Effective November 10, 2014, commercial communications satellites will move from the United States Munitions List (“USML”) and the jurisdiction of the Directorate of Defense Trade Controls (“DDTC”) to the Commerce Control List (“CCL”) and the jurisdiction of the Bureau of Industry and Security (“BIS”). While changes affecting commercial communications satellites are likely to garner the greatest amount of attention, the new rules are part of the Administration’s larger Export Control Reform (“ECR”) initiative, and effect numerous changes to USML Category XV, which covers spacecraft items. The first of these changes – moving radiation hardened microelectronic circuits previously controlled under the ITAR to the CCL – will take effect even earlier than the satellites rule. That change is effective June 27. Notably, in addition to rad-hardened microelectronic circuits, the International Space Station (“ISS”) and all specially designed parts will be moved from the USML to the CCL.

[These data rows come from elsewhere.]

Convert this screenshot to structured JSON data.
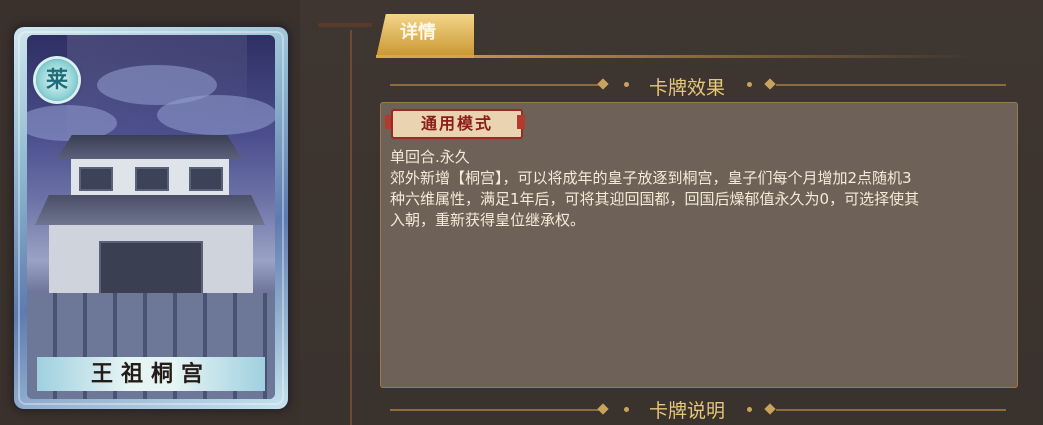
{
  "card": {
    "badge_char": "莱",
    "title": "王祖桐宫"
  },
  "tabs": [
    {
      "label": "详情",
      "active": true
    }
  ],
  "sections": {
    "effect_title": "卡牌效果",
    "description_title": "卡牌说明"
  },
  "effect": {
    "mode_tag": "通用模式",
    "lines": [
      "单回合.永久",
      "郊外新增【桐宫】，可以将成年的皇子放逐到桐宫，皇子们每个月增加2点随机3",
      "种六维属性，满足1年后，可将其迎回国都，回国后燥郁值永久为0，可选择使其",
      "入朝，重新获得皇位继承权。"
    ]
  },
  "colors": {
    "accent_gold": "#e6c679",
    "panel_bg": "#3a322d",
    "box_bg": "#6e6258",
    "tag_red": "#8b1e17"
  }
}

In light of the numerous jurisdictional and licensing changes effected by the new rules, from the outset, manufacturers and exporters of items formerly controlled in USML Category XV will need to assess carefully where their products will now fall. Items moving to the CCL will generally remain subject to licensing requirements to most destinations. Exporters must become familiar with these new controls. Many spacecraft items formerly controlled under the ITAR will move to a new “500-series” within CCL Category 9, specifically ECCN 9×515. As such, they will be subject to a combination of National Security (NS), Regional Stability (RS), and, in certain cases, Missile Technology (MT) controls. Knowing whether a spacecraft item moving to the CCL requires a license will necessitate a clear understanding of precisely where that item falls within ECCN 9×515 and will depend on its intended destination.
Notwithstanding the shift of commercial communication satellites from the ITAR (where China is a prohibited destination) to the EAR (where it is not), any pent-up Chinese demand for U.S. spacecraft items will remain so for the time being. Consistent with Congress’s mandate when it authorized the jurisdictional shift, BIS will apply a policy of denial to license requests to China for most spacecraft items moving to the CCL.